Kendine kültürlü diyen biri elbette şiirsel edebiyata aşinadır. Çocuklar birçok şiiri bilir, sever ve ezbere öğrenirler, ancak yaşlandıkça çoğu bu tür yaratıcılığa olan ilgilerini kaybeder. Birçoğu karmaşık sunum biçiminden korkuyor, bazı şiirler anlamsız görünüyor. Sadece romantik doğaya sahip insanların şiiri sevebileceğine inanılıyor. Ama belki çağdaşlar sadece az şiir okurlar, bu yüzden şiire karşı tutum yüzeyseldir.
Talimatlar
Aşama 1
Daha yakın zamanlarda, şiir toplumun bir parçasıydı. Büyük Rus şairlerinin isimleri Puşkin, Lermontov, Nekrasov, Gümüş Çağı'nın bütün bir şair galaksisi sevgili ve her aydınlanmış çağdaş için tanıdık. Şairler, eserleri, her zaman kamusal yaşamın tam merkezinde olmuştur. Şiirlerinin her biri bir olay haline geldi, yeniden yazıldı ve ağızdan ağza aktarıldı.
Adım 2
Şiire karşı bu tutum 1917 Ekim Devrimi'nden sonra da devam etti. Devrimci şair D. Bedny, Mayakovsky, Blok'un sözü gerçekten "bir süngü ile eşitlendi". Bu zor zamanın şiirleri hem içerik hem de kafiye olarak uyumluydu, savaşa çağırdılar, olanları romantize ettiler ve kahramanlaştırdılar. Şairler yasaklandı, yayımlanmayı bıraktılar, tapınakta ve Stalin'in kamplarında bir kurşunla öldüler.
Aşama 3
Aşırı kalabalık Politeknik Müzesi, Yevtushenko, Rozhdestvensky, Galich, Akhmadullina ve Okudzhava'yı bir vahiy olarak dinlediğinde, Kruşçev'in çözülmesi sırasında benzeri görülmemiş bir şiir çiçeklenmesi de gözlendi. Bunlar gençliğin putları ve gerçek "düşünce ustaları"ydı. O zaman Yevtushenko'nun "Rusya'da bir şair bir şairden daha fazlasıdır" sözleri yadsınamaz bir gerçek gibi görünüyordu.
4. Adım
Zaman geçti ve apartmanlarda giderek daha az sayıda şiir koleksiyonu görülüyor; bunun büyük bir modern şair olduğunu söyleyebilecek tek bir yeni isim yok.

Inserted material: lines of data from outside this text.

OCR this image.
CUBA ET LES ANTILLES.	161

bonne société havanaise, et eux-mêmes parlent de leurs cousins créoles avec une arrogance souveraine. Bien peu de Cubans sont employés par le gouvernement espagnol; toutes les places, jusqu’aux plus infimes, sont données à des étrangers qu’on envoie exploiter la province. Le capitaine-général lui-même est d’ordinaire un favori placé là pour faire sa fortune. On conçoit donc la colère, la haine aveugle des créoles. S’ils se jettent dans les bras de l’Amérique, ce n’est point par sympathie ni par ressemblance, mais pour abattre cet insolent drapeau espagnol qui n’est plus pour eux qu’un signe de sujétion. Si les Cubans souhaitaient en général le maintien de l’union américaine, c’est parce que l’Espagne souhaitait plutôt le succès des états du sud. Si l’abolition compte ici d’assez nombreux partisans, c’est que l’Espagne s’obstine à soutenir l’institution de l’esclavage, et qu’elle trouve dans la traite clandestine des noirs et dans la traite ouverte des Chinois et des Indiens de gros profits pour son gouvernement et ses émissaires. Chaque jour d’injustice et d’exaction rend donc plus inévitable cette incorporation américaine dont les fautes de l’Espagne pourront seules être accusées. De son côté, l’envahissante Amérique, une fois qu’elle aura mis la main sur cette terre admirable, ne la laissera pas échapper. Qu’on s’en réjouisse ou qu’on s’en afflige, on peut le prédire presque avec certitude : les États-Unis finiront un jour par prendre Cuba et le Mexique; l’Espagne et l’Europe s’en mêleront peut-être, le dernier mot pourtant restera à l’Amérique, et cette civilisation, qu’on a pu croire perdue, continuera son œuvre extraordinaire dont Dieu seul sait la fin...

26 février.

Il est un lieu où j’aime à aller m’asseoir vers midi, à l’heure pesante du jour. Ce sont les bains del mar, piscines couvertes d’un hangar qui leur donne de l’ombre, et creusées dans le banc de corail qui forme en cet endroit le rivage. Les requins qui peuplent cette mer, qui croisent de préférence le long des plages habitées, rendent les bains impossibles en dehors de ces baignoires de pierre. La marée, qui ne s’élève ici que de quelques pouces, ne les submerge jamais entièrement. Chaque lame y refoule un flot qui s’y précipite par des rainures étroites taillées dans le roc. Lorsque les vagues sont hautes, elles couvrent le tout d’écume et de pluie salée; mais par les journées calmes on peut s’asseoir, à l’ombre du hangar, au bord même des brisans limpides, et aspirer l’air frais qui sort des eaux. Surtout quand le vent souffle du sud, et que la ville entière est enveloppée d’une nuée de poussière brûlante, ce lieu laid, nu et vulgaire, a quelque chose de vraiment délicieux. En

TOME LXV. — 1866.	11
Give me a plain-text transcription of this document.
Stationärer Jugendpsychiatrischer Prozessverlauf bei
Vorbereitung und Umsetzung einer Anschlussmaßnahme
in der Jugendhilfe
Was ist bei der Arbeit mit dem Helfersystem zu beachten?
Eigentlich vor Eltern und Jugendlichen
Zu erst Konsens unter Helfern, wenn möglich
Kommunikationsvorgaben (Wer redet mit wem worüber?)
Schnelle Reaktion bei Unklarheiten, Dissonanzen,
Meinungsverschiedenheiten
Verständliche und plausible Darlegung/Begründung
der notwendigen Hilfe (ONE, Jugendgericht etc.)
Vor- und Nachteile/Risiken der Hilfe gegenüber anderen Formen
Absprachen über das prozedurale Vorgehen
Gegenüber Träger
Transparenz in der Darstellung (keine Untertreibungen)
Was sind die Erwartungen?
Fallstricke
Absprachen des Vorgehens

Her yıl okul müfredatı edebiyatla ilgili küçülüyor ve günümüz gençleri tarafından giderek daha az şair adı hatırlanıyor. Ünlü bir şairin şiir okumasına adanmış bir programla ünlü sanatçılar bile tam bir ev toplayamayacaklar.
Adım 5
Muhtemelen bunun nedeni, modern kasırgada sadece sessizce oturmak ve en sevdiğimiz şairin şiirlerini açmak için zamanımızın olmamasıdır. Şiir, bize Mayakovski'ninki gibi “bir afişin kaba diliyle” konuşsa bile titrek bir şeydir. Bir şairi duymak için onu dinlemeniz yeterlidir ve çoğunluk, ne yazık ki, bunun nasıl yapılacağını - birbirini dinlemeyi - neredeyse unuttu.